6/28/2003

Apache, ProxyPass and Twisted

One of the ongoing problems with writing web applications in Woven, my Twisted web app server and templating system, is creating links to other web pages in the system without creating bugs in those links.

Twisted stores the 'host' header sent by the browser in the request, and it stores the path segments that were used to locate the current Resource object in request.prepath. request.prepath is a list of strings indicating the URL segments leading up to the current Resource object. request.postpath is a list of path segments that have not yet been handled, but this is usually not terribly interesting.
So, it is possible, for example, to construct sibling urls, parent urls, and child urls by making a copy of request.prepath and performing list operations on it:
new = request.prepath[:]
new[-1] = 'someSibling.html'
Now that we have a list of path segments leading to a sibling Resource, we can construct a URL:
url = 'http://%s/%s' % (request.getHeader('host'), '/'.join(new))
While this works for simple cases, it breaks down when things get more complex. For example, the browser could be talking to the server over https, and while it is possible, it is non-trivial to detect this and construct a URL with the proper method. Duplicating this code throughout user-level code leads to many buggy implementations, with subtle problems that don't show up unless under very specific configurations.
For example, it is often desirable to run twisted.web behind a reverse proxy, such as using apache and the ProxyPass directive. (Someone please correct me if this is not the correct terminology.) In this case, the user browses to a URL served by the Apache server, and Apache forwards the request to the port upon which Twisted Web is listening.
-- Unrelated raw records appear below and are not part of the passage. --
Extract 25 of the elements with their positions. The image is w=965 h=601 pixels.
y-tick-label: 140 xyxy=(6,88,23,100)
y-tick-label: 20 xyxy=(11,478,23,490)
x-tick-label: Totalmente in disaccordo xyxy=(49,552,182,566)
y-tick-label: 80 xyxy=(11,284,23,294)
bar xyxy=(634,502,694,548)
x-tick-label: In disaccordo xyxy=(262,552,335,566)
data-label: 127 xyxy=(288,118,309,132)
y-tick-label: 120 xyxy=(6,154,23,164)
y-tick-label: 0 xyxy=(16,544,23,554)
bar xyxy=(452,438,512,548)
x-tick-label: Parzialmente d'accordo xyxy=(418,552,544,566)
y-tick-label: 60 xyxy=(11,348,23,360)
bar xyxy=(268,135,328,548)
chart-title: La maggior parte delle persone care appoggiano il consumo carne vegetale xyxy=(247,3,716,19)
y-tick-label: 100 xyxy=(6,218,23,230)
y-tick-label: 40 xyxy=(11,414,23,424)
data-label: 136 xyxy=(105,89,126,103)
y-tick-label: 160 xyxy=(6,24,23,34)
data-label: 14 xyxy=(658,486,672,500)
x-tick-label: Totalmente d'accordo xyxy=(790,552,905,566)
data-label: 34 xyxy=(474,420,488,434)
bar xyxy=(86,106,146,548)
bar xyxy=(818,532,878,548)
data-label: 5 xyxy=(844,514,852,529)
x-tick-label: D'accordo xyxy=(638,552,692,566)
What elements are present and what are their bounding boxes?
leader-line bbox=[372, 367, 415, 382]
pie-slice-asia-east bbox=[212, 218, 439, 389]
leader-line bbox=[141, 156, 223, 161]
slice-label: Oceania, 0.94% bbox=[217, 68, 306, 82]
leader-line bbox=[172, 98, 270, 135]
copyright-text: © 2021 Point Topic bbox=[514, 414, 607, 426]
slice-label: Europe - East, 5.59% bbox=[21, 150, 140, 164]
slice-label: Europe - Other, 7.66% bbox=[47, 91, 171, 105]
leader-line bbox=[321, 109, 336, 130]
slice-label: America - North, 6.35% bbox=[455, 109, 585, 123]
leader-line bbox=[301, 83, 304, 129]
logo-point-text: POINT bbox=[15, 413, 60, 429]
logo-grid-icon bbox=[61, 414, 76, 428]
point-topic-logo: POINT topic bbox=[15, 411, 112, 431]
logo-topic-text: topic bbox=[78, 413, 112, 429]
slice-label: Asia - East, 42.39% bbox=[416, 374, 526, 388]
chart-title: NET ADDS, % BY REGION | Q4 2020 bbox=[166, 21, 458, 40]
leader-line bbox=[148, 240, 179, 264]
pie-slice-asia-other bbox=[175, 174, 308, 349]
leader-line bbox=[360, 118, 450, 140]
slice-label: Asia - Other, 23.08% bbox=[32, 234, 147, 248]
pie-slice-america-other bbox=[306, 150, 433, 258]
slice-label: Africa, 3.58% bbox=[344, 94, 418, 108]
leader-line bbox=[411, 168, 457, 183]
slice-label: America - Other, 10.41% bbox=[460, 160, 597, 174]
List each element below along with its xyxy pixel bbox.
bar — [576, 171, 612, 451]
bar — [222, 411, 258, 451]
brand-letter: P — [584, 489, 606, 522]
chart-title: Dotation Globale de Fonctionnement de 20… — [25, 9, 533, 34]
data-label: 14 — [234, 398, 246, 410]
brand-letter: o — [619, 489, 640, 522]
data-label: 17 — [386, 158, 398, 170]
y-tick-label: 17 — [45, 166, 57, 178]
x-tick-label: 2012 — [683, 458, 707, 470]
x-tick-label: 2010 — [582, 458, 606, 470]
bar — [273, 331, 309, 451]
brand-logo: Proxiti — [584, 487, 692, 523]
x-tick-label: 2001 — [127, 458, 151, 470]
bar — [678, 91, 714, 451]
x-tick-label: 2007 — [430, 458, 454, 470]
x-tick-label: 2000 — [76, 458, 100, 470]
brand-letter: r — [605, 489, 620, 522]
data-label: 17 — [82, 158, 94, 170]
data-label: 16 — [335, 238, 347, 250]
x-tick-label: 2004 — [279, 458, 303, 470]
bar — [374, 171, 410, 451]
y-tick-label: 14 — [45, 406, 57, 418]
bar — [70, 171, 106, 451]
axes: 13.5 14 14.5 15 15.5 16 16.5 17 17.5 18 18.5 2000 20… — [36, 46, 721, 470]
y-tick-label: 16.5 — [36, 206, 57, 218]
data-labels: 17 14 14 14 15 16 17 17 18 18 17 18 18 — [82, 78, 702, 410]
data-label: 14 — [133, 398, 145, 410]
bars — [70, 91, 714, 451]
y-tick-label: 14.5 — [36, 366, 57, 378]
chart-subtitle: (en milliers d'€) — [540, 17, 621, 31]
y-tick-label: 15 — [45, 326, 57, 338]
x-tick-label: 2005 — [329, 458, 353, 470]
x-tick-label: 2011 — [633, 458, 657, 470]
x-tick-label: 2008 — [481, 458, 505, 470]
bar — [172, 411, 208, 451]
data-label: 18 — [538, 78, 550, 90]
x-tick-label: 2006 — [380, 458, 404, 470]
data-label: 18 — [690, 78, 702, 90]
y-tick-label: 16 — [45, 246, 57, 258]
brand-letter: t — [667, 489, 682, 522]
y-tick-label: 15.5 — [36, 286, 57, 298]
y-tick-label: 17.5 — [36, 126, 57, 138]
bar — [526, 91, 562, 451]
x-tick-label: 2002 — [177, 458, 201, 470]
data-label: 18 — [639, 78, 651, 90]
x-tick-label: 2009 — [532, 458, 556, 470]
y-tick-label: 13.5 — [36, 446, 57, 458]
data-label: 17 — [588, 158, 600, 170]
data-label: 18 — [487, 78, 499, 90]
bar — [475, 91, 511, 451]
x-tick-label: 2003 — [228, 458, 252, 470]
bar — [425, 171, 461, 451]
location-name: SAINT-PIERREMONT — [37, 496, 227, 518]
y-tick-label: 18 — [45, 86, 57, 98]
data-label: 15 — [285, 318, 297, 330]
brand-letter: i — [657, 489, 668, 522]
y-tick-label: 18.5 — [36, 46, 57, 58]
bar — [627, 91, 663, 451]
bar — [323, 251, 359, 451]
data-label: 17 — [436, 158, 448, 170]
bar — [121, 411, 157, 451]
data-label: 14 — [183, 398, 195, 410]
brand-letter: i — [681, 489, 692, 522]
However, while it is doing this, it changes the "host" header from the header originally sent by the browser, to the host upon which Apache is running. Which means if we rely on the host header to construct our new URLs, they will reference the private proxy server rather than the public Apache server.
When I first began working on the Twisted project, one of the classes I wrote was called PathReferenceAcqusitionContext. It had this long name for historical reasons, and I shall simply refer to it as PathRef. One of the abilities of this object, which you could construct by calling the pathRef method on the Request, was to generate other PathRef objects by calling methods such as child, sibling, parent, etc. Then, once you had navigated to the conceptual URL location you desire, you could convert it to a URL string.
This implementation of PathRef was never documented, and had some other, unfortunate, unrelated properties which made it a perpetual pain in the ass. Glyph, finally fed up with the unused and problem-causing PathRef, removed it recently, and it is no longer in Twisted 1.0.6. Which is a good thing.
However, Glyph, finally seeing the need for a way to talk about URLs abstractly in a secure and convenient way, has kindly written the very good (in my opinion) Twisted/twisted/sandbox/paths.py, an implementation of all that was good about PathRef. I hope this gets moved into Twisted fairly soon, and a method for generating a URLPath representing the current Resource is added to the Request.
However, this method needs to be able to understand that the 'host' header is not necessarily the address to which the outside world refers. I decided to do a little experiment to see what Apache would do when performing a ProxyPass, and if we could determine where the outside world considers our application to live. When I was running Apache on port 8081 on my machine, and it was set up to forward requests to Twisted Web, I was able to observe that Apache had inserted an additional header in the process of forwarding the request:
'x-forwarded-host': 'localhost:8081'
The factory method on the request which generates a URLPath object should check to see if 'x-forwarded-host' has been set, and compensate accordingly. This should be a good solution to a long standing problem with using Twisted Web.